The biggest millstones around this album’s neck are a pair of songs that just don’t really fit. One is a woman’s increasingly distorted voice talking over a violin, and the other is a murky, distant rock melody that never really becomes easy to hear.

Fine Lines doesn’t have the kind of music you can easily listen to in one sitting. It’s so dense and overwhelming that sometimes it seems to blur together, especially since most of the songs are similar in tone — dark, tangling prog-rock that blows you away like a thunderstorm. If you listen to too many of the songs, they bleed into each other.

There aren’t a lot of vocals except for the Robo-Vocals and the woman talking in ‘Happy With What You’re Given,’ and some of the songs might have benefited from some Matt Bellamy style wails. But the songs are still pretty good — if rather intense — even without that.

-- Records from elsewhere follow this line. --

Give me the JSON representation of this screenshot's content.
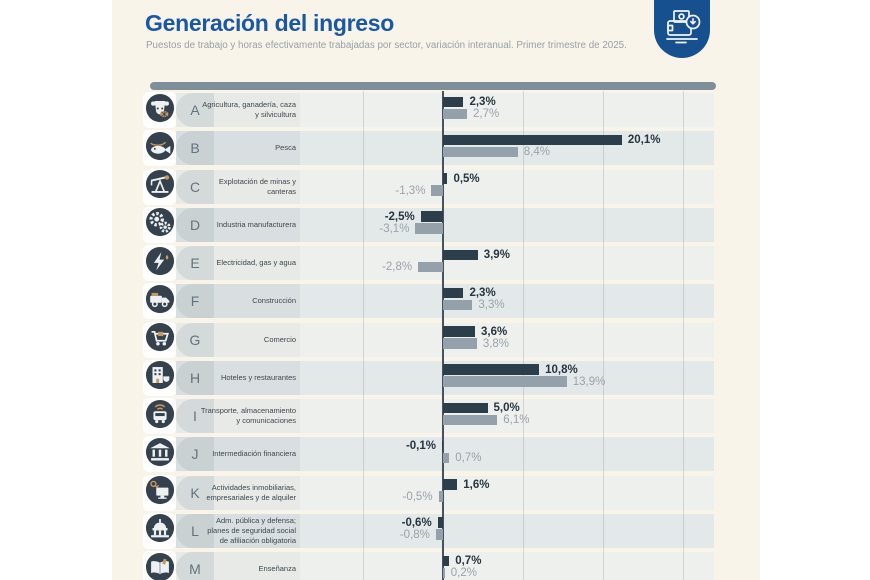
{
  "header": {
    "title": "Generación del ingreso",
    "subtitle": "Puestos de trabajo y horas efectivamente trabajadas por sector, variación interanual. Primer trimestre de 2025.",
    "logo_icon": "wallet-income-icon"
  },
  "colors": {
    "title": "#1b58a4",
    "logo_bg": "#17508e",
    "top_strip": "#7e8f9a",
    "dark_bar": "#2d3e4b",
    "gray_bar": "#95a1aa",
    "band_light": "#e7eae6",
    "band_dark": "#d9dfe0",
    "tab_light": "#d4dad9",
    "tab_dark": "#c9d1d3",
    "poster_bg": "#f8f4e9"
  },
  "chart_data": {
    "type": "bar",
    "orientation": "horizontal",
    "unit": "%",
    "title": "Generación del ingreso",
    "subtitle": "Puestos de trabajo y horas efectivamente trabajadas por sector, variación interanual. Primer trimestre de 2025.",
    "series": [
      {
        "name": "Puestos de trabajo",
        "color": "#2d3e4b"
      },
      {
        "name": "Horas efectivamente trabajadas",
        "color": "#95a1aa"
      }
    ],
    "axis": {
      "zero_line": true,
      "gridlines": true,
      "tick_labels_visible": false
    },
    "rows": [
      {
        "letter": "A",
        "label": "Agricultura, ganadería, caza y silvicultura",
        "icon": "cow-icon",
        "values": [
          2.3,
          2.7
        ],
        "display": [
          "2,3%",
          "2,7%"
        ]
      },
      {
        "letter": "B",
        "label": "Pesca",
        "icon": "fish-icon",
        "values": [
          20.1,
          8.4
        ],
        "display": [
          "20,1%",
          "8,4%"
        ]
      },
      {
        "letter": "C",
        "label": "Explotación de minas y canteras",
        "icon": "pumpjack-icon",
        "values": [
          0.5,
          -1.3
        ],
        "display": [
          "0,5%",
          "-1,3%"
        ]
      },
      {
        "letter": "D",
        "label": "Industria manufacturera",
        "icon": "gears-icon",
        "values": [
          -2.5,
          -3.1
        ],
        "display": [
          "-2,5%",
          "-3,1%"
        ]
      },
      {
        "letter": "E",
        "label": "Electricidad, gas y agua",
        "icon": "electricity-icon",
        "values": [
          3.9,
          -2.8
        ],
        "display": [
          "3,9%",
          "-2,8%"
        ]
      },
      {
        "letter": "F",
        "label": "Construcción",
        "icon": "truck-icon",
        "values": [
          2.3,
          3.3
        ],
        "display": [
          "2,3%",
          "3,3%"
        ]
      },
      {
        "letter": "G",
        "label": "Comercio",
        "icon": "cart-icon",
        "values": [
          3.6,
          3.8
        ],
        "display": [
          "3,6%",
          "3,8%"
        ]
      },
      {
        "letter": "H",
        "label": "Hoteles y restaurantes",
        "icon": "hotel-icon",
        "values": [
          10.8,
          13.9
        ],
        "display": [
          "10,8%",
          "13,9%"
        ]
      },
      {
        "letter": "I",
        "label": "Transporte, almacenamiento y comunicaciones",
        "icon": "transport-icon",
        "values": [
          5.0,
          6.1
        ],
        "display": [
          "5,0%",
          "6,1%"
        ]
      },
      {
        "letter": "J",
        "label": "Intermediación financiera",
        "icon": "bank-icon",
        "values": [
          -0.1,
          0.7
        ],
        "display": [
          "-0,1%",
          "0,7%"
        ]
      },
      {
        "letter": "K",
        "label": "Actividades inmobiliarias, empresariales y de alquiler",
        "icon": "key-monitor-icon",
        "values": [
          1.6,
          -0.5
        ],
        "display": [
          "1,6%",
          "-0,5%"
        ]
      },
      {
        "letter": "L",
        "label": "Adm. pública y defensa; planes de seguridad social de afiliación obligatoria",
        "icon": "capitol-icon",
        "values": [
          -0.6,
          -0.8
        ],
        "display": [
          "-0,6%",
          "-0,8%"
        ]
      },
      {
        "letter": "M",
        "label": "Enseñanza",
        "icon": "books-icon",
        "values": [
          0.7,
          0.2
        ],
        "display": [
          "0,7%",
          "0,2%"
        ]
      }
    ]
  }
}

That said, they’re pretty good musically — the fiery bass and guitar fill every song to overflowing, but they also weave in some muscular violin melodies and a dash of electronica (both some dark keyboard and some blippy-bloopy stuff). It all gets mushed together into the strong melodies, with one instrument or another surfacing briefly only to be swept back in.

Rock of Travolta’s Fine Lines would be more aptly called ‘Thick’n’Heavy Lines,’ with its tidal waves of proggy rock. Warning: only safe in small doses.